22) Entre le 24 septembre 1992 et le 20 mars 1993, des membres de la police militaire placés sous la direction et le commandement de NASER ORIC ont gardé plusieurs Serbes en détention au poste de police de Srebrenica et dans le bâtiment situé derrière les locaux de la municipalité de Srebrenica.

23) Les gardiens et/ou d’autres personnes bénéficiant de leur appui ont soumis les détenus à des sévices corporels, à de grandes souffrances, à des atteintes graves à l’intégrité physique et à la santé, ainsi qu’à des traitements inhumains. Dans certains cas, des prisonniers ont été battus à mort. Les sévices ont été infligés à l’aide d’instruments divers, notamment des bâtons, des tuyaux métalliques, des barres de fer, des battes de base-ball, des crosses de fusil ; les prisonniers étaient frappés à coups de pied et coups de poing, et on leur arrachait des dents avec des tenailles rouillées. Ces sévices et violences physiques entraînaient de grandes douleurs et des blessures graves, notamment des fractures, des lésions graves aux membres et des dents cassées. En de nombreuses occasions, les détenus étaient battus jusqu’à ce qu’ils perdent connaissance. Ils étaient enfermés dans des locaux surpeuplés et sans hygiène.

24) Traitements cruels :

a) Entre le 24 septembre 1992 et le 16 octobre 1992, les Serbes mentionnés ci-après ont été détenus au poste de police de Srebrenica dans les conditions décrites au paragraphe précédent :

i) Nedeljko RADIC, né le 15 juillet 1951, a été frappé avec divers objets, y compris des bâtons et des barres de fer. Des coups de poing et de pied lui ont été assénés sur tout le corps. Il a été frappé à la tête avec une barre de fer. On lui a arraché des dents avec des tenailles rouillées. Un soldat a uriné dans sa bouche meurtrie et l’a forcé à avaler. Il saignait du nez et de la bouche. Il a eu les dents cassées et les côtes fracturées.

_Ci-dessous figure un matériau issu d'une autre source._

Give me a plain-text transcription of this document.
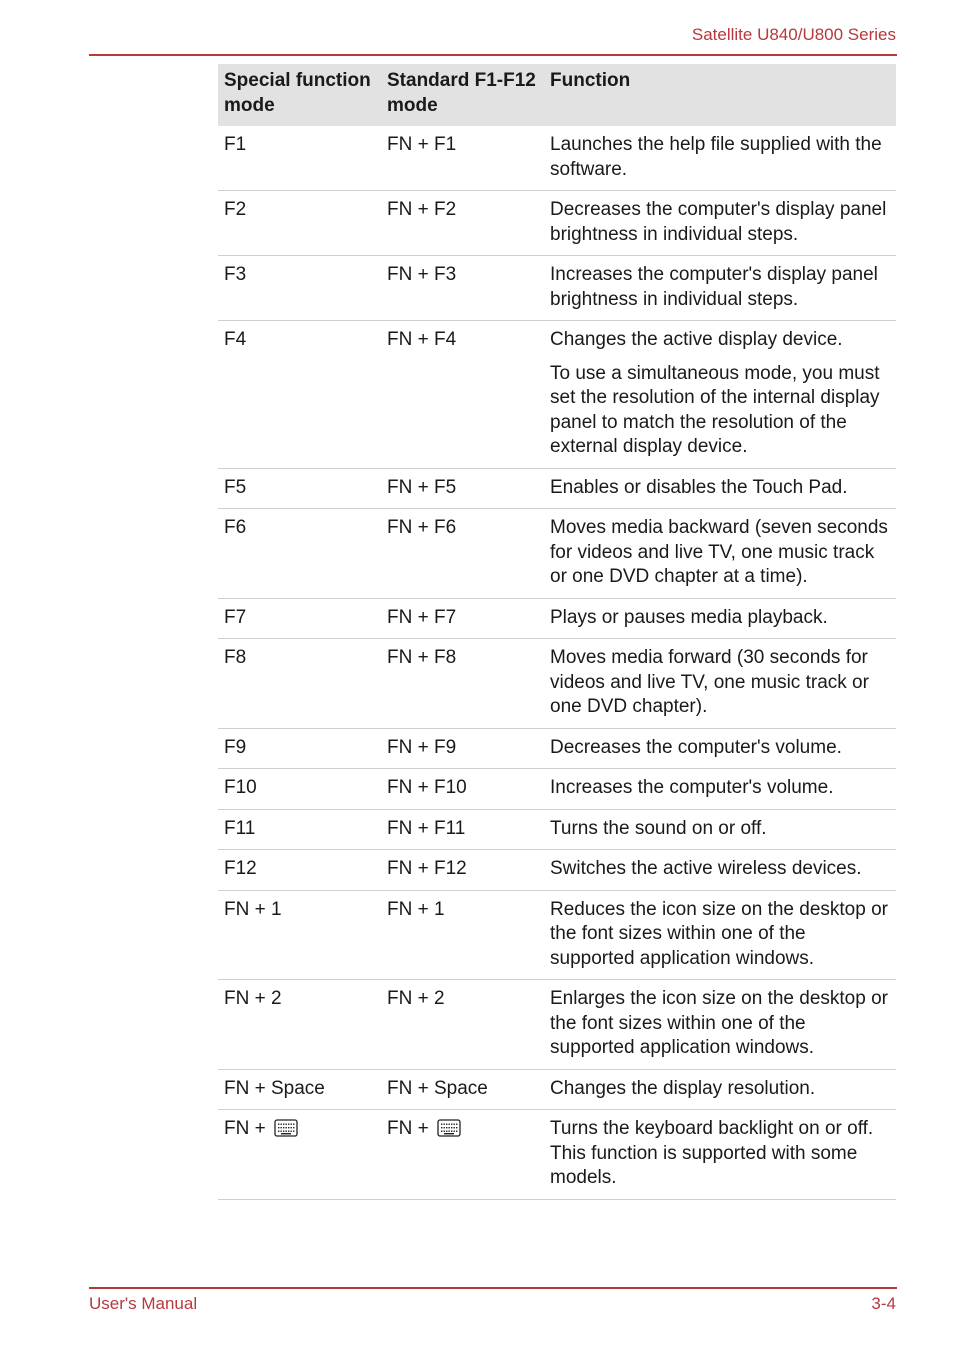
Satellite U840/U800 Series
Special function mode	Standard F1-F12 mode	Function
F1	FN + F1	Launches the help file supplied with the software.

F2	FN + F2	Decreases the computer's display panel brightness in individual steps.

F3	FN + F3	Increases the computer's display panel brightness in individual steps.

F4	FN + F4	Changes the active display device.

To use a simultaneous mode, you must set the resolution of the internal display panel to match the resolution of the external display device.

F5	FN + F5	Enables or disables the Touch Pad.

F6	FN + F6	Moves media backward (seven seconds for videos and live TV, one music track or one DVD chapter at a time).

F7	FN + F7	Plays or pauses media playback.

F8	FN + F8	Moves media forward (30 seconds for videos and live TV, one music track or one DVD chapter).

F9	FN + F9	Decreases the computer's volume.

F10	FN + F10	Increases the computer's volume.

F11	FN + F11	Turns the sound on or off.

F12	FN + F12	Switches the active wireless devices.

FN + 1	FN + 1	Reduces the icon size on the desktop or the font sizes within one of the supported application windows.

FN + 2	FN + 2	Enlarges the icon size on the desktop or the font sizes within one of the supported application windows.

FN + Space	FN + Space	Changes the display resolution.

FN +	FN +	Turns the keyboard backlight on or off. This function is supported with some models.

User's Manual	3-4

ii) Slavoljub ZIKIC, surnommé Drago, né le 18 mai 1935, a été roué de coups de poing et de coups de pied, et frappé à coups de crosse de fusil. À plusieurs reprises, il a été frappé jusqu’à ce qu’il perde connaissance. Il a eu les côtes fracturées et les dents du maxillaire supérieur cassées, ainsi qu’une fracture à l’épaule. Son acuité visuelle et auditive s’en est trouvée fortement diminuée.

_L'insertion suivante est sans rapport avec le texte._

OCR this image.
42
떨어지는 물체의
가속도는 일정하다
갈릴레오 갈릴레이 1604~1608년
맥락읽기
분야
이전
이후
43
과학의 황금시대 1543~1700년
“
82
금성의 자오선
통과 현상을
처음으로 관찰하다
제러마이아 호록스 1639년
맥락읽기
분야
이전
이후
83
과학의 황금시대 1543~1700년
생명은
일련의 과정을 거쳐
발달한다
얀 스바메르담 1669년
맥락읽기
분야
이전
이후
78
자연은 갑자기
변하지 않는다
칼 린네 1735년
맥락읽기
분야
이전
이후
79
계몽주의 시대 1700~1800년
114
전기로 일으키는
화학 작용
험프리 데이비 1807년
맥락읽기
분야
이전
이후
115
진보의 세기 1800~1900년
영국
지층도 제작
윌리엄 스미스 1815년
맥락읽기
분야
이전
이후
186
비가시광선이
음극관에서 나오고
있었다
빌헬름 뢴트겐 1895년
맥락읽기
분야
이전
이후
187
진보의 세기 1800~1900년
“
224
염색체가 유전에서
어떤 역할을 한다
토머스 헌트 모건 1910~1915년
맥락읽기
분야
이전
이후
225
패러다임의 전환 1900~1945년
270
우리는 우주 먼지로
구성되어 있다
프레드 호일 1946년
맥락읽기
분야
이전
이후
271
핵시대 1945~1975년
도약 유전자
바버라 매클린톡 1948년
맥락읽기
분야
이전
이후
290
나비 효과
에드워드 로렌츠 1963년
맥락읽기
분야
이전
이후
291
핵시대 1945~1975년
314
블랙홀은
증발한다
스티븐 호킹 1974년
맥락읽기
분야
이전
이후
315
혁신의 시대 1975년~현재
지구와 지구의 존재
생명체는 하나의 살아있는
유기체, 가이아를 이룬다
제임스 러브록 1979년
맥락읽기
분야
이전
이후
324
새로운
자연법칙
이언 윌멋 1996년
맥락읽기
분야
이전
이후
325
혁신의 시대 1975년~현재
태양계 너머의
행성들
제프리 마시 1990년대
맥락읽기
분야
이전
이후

iii) Zoran BRANKOVIC, né en 1975, Nevenko BUBANJ, surnommé Slavenko (date de naissance inconnue) et Veselin SARAC, né le 17 novembre 1938, ont été roués de coups de pied et de coups de poing. Ils ont été frappés à l’aide de divers objets, notamment des bâtons et des barres de fer.

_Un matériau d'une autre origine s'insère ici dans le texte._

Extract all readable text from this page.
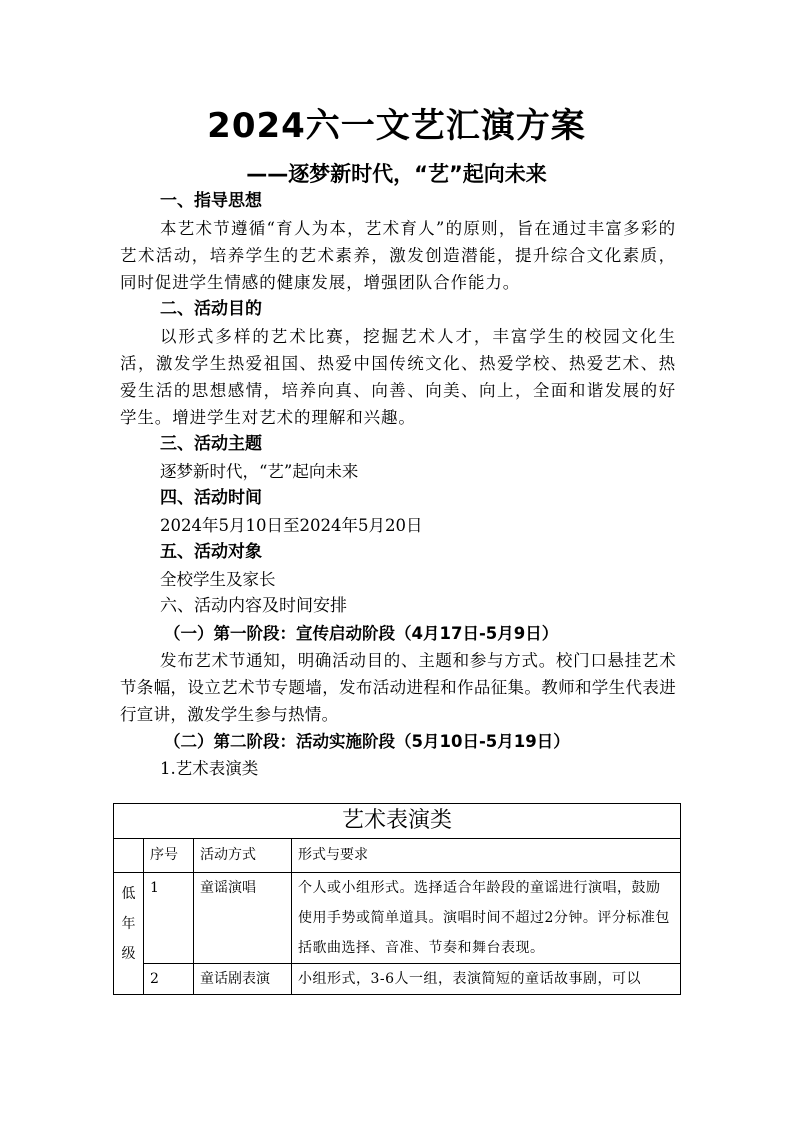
2024六一文艺汇演方案
——逐梦新时代，“艺”起向未来
一、指导思想
本艺术节遵循“育人为本，艺术育人”的原则，旨在通过丰富多彩的艺术活动，培养学生的艺术素养，激发创造潜能，提升综合文化素质，同时促进学生情感的健康发展，增强团队合作能力。
二、活动目的
以形式多样的艺术比赛，挖掘艺术人才，丰富学生的校园文化生活，激发学生热爱祖国、热爱中国传统文化、热爱学校、热爱艺术、热爱生活的思想感情，培养向真、向善、向美、向上，全面和谐发展的好学生。增进学生对艺术的理解和兴趣。
三、活动主题
逐梦新时代，“艺”起向未来
四、活动时间
2024年5月10日至2024年5月20日
五、活动对象
全校学生及家长
六、活动内容及时间安排
（一）第一阶段：宣传启动阶段（4月17日-5月9日）
发布艺术节通知，明确活动目的、主题和参与方式。校门口悬挂艺术节条幅，设立艺术节专题墙，发布活动进程和作品征集。教师和学生代表进行宣讲，激发学生参与热情。
（二）第二阶段：活动实施阶段（5月10日-5月19日）
1.艺术表演类
艺术表演类			
	序号	活动方式	形式与要求

低
年
级	1	童谣演唱	个人或小组形式。选择适合年龄段的童谣进行演唱，鼓励使用手势或简单道具。演唱时间不超过2分钟。评分标准包括歌曲选择、音准、节奏和舞台表现。
	2	童话剧表演	小组形式，3-6人一组，表演简短的童话故事剧，可以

b) Entre le 15 décembre 1992 et le 20 mars 1993, les Serbes mentionnés ci-après ont été initialement détenus au poste de police de Srebrenica et transférés par la suite dans le bâtiment situé derrière les locaux de la municipalité de Srebrenica. Ils ont été détenus dans les conditions décrites au paragraphe 23 :

i) Ilija IVANOVIC, né le 1er février 1962, a été frappé à coups de poing et de pied, avec des bâtons, des barres de fer et des battes de base-ball, et a reçu plusieurs coups de couteau. Il a été roué de coups. On lui a cassé les côtes, les dents et le nez et fracturé l’os de la pommette. On lui a tapé la tête sur les barres métalliques de la porte et sur les murs en béton. Il a perdu connaissance de nombreuses fois à la suite de ces sévices.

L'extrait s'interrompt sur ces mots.